How to avoid trivial solution

Hello,

Thanks for helping me…

I’d like to solve a “rank minimization + sparsity” problem which has been reduced to a “trace minimization + l1 norm” minimization problem. Here is what I’ve written:

cvx_begin
x=[2;0;-2;0;4;0;-4;0;4;2;-2;-4;-4;-2;2;4;4;0;-4;0;2;0;-2;0];
y=[0;2;0;-2;0;4;0;-4;2;4;4;2;-2;-4;-4;-2;0;4;0;-4;0;2;0;-2];
z=[4;4;4;4;2;2;2;2;0;0;0;0;0;0;0;0;-2;-2;-2;-2;-4;-4;-4;-4];
zz=[0;0;0;0;0;0;0;0;0;0;0;0;0;0;0;0;0;0;0;0;0;0;0;0];
variable Q(24,24) symmetric;
A=sum(Q,2);
D=diag(A);
L=D-Q;
variable Ya(24,24);
variable Za(24,24);
Mp=[[Ya L];[transpose(L) Za]];
minimise(trace(Ya)+trace(Za)+norm(L,1));
subject to
Mp== semidefinite( 48 );
L*x==zz;
L*y==zz;
L*z==zz;
cvx_end

Since x,y and z are given, the constraints are linear. However, solving this problem, CVX returns trivial solution of L=Q=0 (all elements in matrices L and Q are zero). I seek for the non-trivial solution, but I do not know what kind of constraints do it.

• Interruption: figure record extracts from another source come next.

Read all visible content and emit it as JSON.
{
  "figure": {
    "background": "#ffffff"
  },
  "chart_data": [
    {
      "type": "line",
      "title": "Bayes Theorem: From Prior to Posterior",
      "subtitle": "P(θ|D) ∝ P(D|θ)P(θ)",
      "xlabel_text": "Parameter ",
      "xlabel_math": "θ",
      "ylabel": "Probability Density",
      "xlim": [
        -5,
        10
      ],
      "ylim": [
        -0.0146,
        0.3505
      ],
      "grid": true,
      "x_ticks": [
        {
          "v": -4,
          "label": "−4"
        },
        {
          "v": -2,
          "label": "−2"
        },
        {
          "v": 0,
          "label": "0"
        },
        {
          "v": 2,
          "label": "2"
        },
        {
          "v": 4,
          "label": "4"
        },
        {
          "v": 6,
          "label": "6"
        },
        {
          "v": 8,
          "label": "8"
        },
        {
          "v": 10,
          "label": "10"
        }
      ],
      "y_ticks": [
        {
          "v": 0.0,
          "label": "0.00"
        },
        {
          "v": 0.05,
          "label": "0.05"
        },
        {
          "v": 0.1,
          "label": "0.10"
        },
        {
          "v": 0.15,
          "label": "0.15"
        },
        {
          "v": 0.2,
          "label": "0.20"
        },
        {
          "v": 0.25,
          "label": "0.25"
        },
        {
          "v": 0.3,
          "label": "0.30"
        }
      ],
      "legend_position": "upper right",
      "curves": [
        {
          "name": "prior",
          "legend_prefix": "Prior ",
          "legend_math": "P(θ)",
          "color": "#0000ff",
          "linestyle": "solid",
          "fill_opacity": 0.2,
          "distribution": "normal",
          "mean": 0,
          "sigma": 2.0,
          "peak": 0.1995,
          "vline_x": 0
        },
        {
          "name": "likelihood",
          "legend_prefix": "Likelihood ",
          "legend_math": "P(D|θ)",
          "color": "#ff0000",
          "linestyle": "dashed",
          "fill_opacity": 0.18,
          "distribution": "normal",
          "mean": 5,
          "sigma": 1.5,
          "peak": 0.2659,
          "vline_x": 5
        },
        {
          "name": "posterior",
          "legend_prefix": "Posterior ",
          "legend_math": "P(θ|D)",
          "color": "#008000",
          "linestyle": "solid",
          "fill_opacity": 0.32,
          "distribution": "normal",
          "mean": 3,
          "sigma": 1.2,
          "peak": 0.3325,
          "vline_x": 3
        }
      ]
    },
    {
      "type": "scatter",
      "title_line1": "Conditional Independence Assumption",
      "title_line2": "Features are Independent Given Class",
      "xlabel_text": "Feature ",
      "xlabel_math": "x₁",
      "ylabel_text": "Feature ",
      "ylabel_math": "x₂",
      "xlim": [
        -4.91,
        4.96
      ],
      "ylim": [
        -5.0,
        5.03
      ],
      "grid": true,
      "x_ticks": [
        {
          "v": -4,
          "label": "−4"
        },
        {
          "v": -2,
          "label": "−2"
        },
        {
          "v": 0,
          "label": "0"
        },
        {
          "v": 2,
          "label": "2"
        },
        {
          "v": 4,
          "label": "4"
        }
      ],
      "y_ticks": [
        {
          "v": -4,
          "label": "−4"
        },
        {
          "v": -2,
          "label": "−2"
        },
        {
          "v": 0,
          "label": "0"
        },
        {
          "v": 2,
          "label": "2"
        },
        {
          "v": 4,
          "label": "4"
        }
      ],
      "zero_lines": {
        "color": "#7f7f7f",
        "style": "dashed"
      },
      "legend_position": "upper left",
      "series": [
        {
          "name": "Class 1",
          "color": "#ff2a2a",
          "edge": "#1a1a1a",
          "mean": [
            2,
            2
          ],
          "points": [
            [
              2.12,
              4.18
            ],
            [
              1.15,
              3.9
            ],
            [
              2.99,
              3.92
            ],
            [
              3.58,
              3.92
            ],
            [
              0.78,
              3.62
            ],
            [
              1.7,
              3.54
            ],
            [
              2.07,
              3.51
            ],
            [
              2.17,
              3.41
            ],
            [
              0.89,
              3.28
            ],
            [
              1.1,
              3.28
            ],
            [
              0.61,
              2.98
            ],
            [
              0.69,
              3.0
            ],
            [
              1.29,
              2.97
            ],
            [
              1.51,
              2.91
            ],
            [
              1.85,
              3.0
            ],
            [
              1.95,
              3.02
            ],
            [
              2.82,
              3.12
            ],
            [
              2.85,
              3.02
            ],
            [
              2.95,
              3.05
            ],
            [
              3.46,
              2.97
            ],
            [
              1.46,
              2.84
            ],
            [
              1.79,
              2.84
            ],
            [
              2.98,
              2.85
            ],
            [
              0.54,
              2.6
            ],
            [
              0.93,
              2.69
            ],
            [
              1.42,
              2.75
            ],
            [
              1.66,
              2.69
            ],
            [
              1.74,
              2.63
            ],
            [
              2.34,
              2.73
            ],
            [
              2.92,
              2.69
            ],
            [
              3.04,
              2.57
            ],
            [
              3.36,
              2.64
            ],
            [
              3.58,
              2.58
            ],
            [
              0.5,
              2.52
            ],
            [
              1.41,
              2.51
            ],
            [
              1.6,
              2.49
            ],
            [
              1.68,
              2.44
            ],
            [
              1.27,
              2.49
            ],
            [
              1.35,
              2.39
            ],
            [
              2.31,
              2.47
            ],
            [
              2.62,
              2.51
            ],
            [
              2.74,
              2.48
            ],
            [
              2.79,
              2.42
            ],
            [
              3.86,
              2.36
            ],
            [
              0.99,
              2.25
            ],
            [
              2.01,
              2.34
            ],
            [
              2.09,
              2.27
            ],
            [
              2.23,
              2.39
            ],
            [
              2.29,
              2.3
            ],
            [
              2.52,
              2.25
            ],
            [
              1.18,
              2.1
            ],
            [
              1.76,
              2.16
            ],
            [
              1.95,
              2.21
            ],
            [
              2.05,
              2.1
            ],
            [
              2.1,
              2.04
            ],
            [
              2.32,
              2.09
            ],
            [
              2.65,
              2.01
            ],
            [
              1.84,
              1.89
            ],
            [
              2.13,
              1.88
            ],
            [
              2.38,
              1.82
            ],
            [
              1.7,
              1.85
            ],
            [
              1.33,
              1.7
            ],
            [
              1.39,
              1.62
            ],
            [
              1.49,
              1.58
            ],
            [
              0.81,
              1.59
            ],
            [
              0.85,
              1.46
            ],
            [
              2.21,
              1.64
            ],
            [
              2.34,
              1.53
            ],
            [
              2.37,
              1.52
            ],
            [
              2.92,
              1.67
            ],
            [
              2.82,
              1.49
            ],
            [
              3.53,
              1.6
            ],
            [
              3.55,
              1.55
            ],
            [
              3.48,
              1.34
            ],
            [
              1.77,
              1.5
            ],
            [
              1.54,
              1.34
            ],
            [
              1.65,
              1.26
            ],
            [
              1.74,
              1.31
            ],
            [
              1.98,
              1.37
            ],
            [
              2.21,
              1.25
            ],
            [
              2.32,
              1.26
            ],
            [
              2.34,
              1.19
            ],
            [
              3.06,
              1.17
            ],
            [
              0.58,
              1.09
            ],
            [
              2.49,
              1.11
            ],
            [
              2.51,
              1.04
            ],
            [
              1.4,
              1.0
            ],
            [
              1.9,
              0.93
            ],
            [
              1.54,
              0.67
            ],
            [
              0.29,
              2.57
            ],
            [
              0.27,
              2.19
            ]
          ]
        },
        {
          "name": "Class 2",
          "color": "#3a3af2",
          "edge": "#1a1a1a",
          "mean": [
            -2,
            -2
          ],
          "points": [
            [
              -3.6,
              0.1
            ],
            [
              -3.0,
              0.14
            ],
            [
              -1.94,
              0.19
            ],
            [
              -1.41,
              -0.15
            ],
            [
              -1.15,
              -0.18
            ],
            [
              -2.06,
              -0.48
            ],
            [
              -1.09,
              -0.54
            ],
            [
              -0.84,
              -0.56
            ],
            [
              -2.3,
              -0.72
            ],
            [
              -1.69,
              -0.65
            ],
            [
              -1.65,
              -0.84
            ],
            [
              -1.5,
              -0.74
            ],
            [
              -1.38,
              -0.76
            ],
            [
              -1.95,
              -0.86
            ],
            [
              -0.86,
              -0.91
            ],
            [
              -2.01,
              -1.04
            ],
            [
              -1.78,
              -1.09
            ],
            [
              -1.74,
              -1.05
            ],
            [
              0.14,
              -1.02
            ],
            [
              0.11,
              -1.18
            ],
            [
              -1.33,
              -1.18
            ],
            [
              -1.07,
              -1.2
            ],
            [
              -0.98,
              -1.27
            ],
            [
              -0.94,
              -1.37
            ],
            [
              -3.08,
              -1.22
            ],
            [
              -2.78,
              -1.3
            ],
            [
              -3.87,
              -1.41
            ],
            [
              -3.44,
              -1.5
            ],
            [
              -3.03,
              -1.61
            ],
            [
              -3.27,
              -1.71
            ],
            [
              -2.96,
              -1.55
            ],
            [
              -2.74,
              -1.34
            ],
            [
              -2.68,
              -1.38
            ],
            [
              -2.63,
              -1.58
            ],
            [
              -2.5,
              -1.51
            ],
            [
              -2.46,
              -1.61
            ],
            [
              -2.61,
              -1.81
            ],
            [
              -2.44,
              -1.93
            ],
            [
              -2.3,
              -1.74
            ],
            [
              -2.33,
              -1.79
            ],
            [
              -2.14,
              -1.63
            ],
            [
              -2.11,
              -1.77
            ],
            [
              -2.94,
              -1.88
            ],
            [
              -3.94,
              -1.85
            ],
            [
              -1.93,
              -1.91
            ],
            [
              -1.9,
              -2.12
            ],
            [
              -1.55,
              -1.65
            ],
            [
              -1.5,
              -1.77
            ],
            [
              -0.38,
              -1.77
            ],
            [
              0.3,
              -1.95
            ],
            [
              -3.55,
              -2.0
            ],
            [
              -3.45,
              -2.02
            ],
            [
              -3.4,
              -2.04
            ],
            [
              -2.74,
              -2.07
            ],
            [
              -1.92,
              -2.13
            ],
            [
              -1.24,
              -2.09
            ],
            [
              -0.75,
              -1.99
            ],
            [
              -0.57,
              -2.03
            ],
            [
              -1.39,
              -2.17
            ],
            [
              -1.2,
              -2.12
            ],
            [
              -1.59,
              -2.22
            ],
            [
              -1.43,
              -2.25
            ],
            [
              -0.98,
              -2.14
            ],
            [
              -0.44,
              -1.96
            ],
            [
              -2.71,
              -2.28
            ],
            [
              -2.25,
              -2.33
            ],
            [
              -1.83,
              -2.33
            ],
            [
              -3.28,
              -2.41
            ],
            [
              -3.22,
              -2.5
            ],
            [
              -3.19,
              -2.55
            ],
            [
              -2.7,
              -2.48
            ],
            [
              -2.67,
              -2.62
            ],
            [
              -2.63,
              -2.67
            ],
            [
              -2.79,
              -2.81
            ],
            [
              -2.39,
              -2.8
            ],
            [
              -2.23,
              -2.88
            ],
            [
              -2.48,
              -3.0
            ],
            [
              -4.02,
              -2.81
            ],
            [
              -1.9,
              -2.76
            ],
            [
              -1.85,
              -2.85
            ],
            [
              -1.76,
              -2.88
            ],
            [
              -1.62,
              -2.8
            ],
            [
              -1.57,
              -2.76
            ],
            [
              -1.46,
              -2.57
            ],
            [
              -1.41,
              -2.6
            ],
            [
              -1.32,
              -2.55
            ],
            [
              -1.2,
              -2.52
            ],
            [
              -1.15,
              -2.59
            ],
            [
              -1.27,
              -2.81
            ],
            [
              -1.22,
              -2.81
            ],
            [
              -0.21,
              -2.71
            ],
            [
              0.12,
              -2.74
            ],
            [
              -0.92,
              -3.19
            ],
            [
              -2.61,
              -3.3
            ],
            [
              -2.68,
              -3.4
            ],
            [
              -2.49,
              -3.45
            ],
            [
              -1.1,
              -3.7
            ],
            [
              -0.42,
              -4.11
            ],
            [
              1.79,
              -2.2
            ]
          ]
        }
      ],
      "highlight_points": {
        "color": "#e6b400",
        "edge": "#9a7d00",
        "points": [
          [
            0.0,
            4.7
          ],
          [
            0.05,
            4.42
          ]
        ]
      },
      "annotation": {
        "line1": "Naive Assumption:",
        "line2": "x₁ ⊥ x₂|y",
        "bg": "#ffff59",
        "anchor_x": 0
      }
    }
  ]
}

In addition, so far, to avoid this trivial solution, my trick has been to evaluate one of the matrix Q elements (e.g. Q(1,2)=1) then CVX solves it and returns other elements with respect to the defined one, but this looks ridiculous and is not what I need in this optimization.

I’d be very grateful if somebody can help me.

I’m afraid to tell you that you are on the right track :slight_smile: You have to decide what is important about your solution to make it non-trivial. It is a determination that must depend on the application, which only you know. The approach you are taking, which is to normalize Q is some way, isn’t so ridiculous.